Having worked with that agency, they have a fair number of people who don't directly have much to do with the nuclear weapons enterprise at all. Those include their social media team, recruiters who try to push going into the weapons community, and the like. There are also the normal administrative paper-pushers that flourish in Federal and state agencies.

Getting rid of some of those people seems like a bad idea when NNSA is a black box that says "scary nukes here", but really isn't once you look inside a little bit. The job of recruiting people should be left to the companies that run the Labs. We don't need a social media team to publicize a statutorily-required agency. We could probably prune a bunch of admins and have little impact on the enterprise after a little bit of shakeup. Etc.

1 comments

Why are you downplaying it? Musk and Trump wrecklessly terminated employees responsible for the maintenance and inspection of nuclear weapons. This isn't just a social media team.

The loss of institutional knowledge for managing an arsenal of nuclear weapons has serious consequences for security.

https://www.cnn.com/2025/02/14/climate/nuclear-nnsa-firings-...

> Some of the fired employees included NNSA staff who are on the ground at facilities where nuclear weapons are built. These staff oversee the contractors who build nuclear weapons, and they inspect these weapons.

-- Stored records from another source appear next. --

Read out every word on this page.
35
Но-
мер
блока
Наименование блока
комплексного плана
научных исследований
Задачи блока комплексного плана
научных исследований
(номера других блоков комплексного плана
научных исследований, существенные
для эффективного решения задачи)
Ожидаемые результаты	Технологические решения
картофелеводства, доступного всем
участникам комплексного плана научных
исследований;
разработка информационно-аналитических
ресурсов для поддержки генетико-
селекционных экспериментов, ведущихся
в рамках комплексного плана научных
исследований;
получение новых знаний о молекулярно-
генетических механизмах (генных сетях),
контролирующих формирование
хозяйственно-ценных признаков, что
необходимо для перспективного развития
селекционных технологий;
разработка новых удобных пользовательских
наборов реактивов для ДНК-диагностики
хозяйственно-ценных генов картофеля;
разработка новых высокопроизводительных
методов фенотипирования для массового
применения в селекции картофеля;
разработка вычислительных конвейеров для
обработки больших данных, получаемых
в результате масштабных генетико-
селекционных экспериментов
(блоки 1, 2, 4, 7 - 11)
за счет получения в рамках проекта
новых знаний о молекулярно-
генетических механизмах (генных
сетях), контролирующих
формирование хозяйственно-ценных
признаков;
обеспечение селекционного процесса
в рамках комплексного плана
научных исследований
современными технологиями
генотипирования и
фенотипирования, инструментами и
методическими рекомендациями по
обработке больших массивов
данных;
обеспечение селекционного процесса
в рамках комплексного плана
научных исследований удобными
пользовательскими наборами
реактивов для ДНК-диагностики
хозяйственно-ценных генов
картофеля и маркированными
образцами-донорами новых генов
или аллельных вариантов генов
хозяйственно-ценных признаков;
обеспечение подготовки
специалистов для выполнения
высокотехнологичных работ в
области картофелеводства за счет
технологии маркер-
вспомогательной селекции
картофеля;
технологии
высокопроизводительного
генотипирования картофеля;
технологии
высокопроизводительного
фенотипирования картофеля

> It also included employees at NNSA headquarters who write requirements and guidelines for contractors who build nuclear weapons. A source told CNN they believe these individuals were fired because “no one has taken anytime to understand what we do and the importance of our work to he nation’s national security.”

https://www.npr.org/2025/02/14/nx-s1-5298190/nuclear-agency-...

> Just days before, officials in leadership had scrambled to write descriptions for the roughly 300 probationary employees at the agency who had joined the federal workforce less than two years ago.

> Managers were given just 200 characters to explain why the jobs these workers did mattered.